Probability that two drawn cards are face cards

Question

Two cards are randomly drawn from the standard deck of cards. Given that the two cards drawn are of different colors(Black and Red), Find the conditional probability that both the cards are face cards.

My try:

Let $A$ be an event of drawing two face cards and $B$ be an event of drawing two cards of different colors.

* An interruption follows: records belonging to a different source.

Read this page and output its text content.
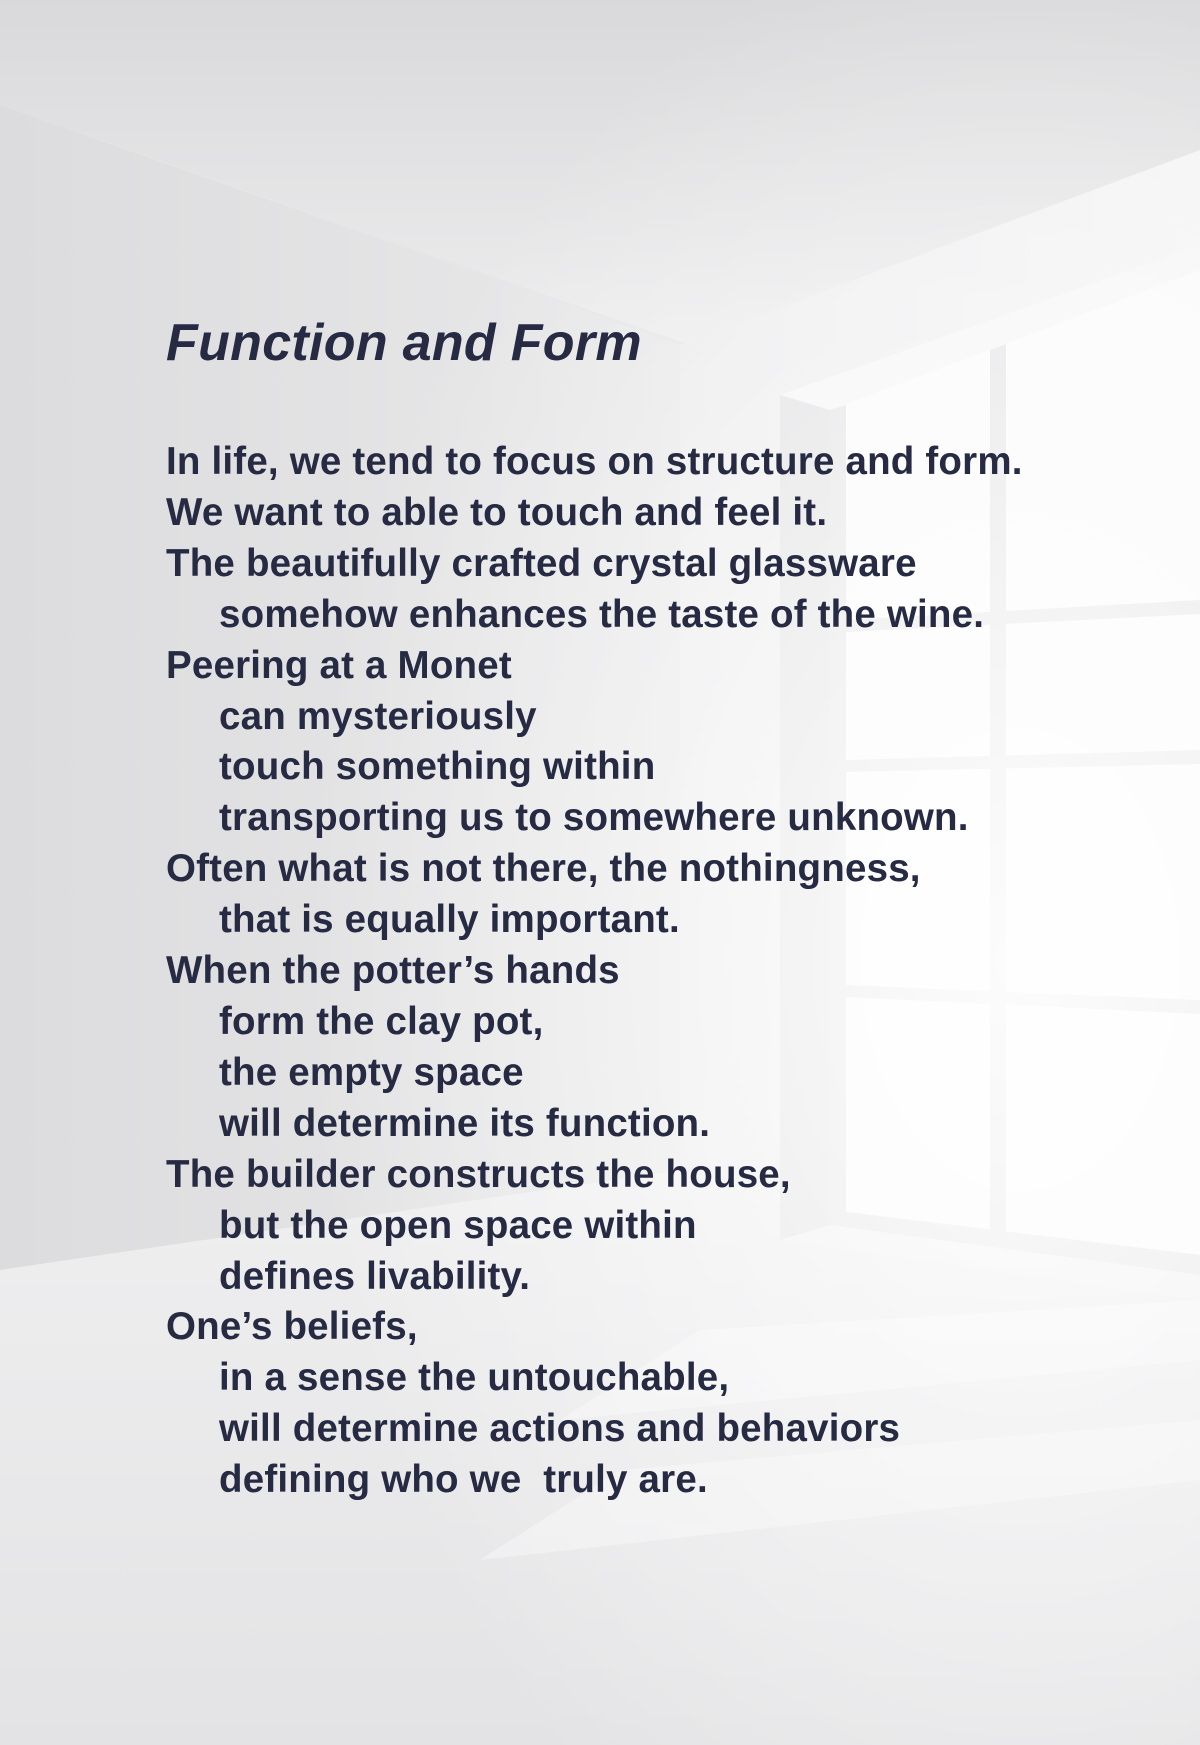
Function and Form
In life, we tend to focus on structure and form.
We want to able to touch and feel it.
The beautifully crafted crystal glassware
somehow enhances the taste of the wine.
Peering at a Monet
can mysteriously
touch something within
transporting us to somewhere unknown.
Often what is not there, the nothingness,
that is equally important.
When the potter’s hands
form the clay pot,
the empty space
will determine its function.
The builder constructs the house,
but the open space within
defines livability.
One’s beliefs,
in a sense the untouchable,
will determine actions and behaviors
defining who we  truly are.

We need to find $$P\left(A/B\right)$$

By definition we have

$$P\left(A/B\right)=\frac{P(A \cap B)}{P(B)}$$

$$P(A\cap B)=\binom{12}{2}-2\binom{6}{2}=36$$

$$P(B)=\binom{52}{2}-2\binom{26}{2}=676$$

Hence $$P\left(A/B\right)=\frac{36}{676}=\frac{9}{169}$$

But the answer is $\frac{18}{169}$

Anything went wrong?

Answer 1

Another way to look at it is to not consider the problem as a conditional probability problem, but frame it differently. What you are really asking is, given 2 half decks of cards, one with all the red ones, one with all the black ones, what is the chance that I get 2 faces if I draw one card randomly from each of the half decks. So this is simply: $$ \left(\frac{2 \times 3}{26}\right)^2 = \frac{36}{676} $$

I also think that your ground truth answer is wrong.

Answer 2

$$P(A|B) = \frac{P(A \cap B)}{P(B)}$$ with $A$ and $B$ as defined in your question.

$$P(A \cap B) = \frac{\binom{6}{1} \times \binom{6}{1}}{\binom{52}{2}}$$

$$P(B) = \frac{\binom{26}{1} \times \binom{26}{1}}{\binom{52}{2}}$$

Therefore,

$$P(A|B) = \frac{36}{676}$$

The answer given is certainly wrong.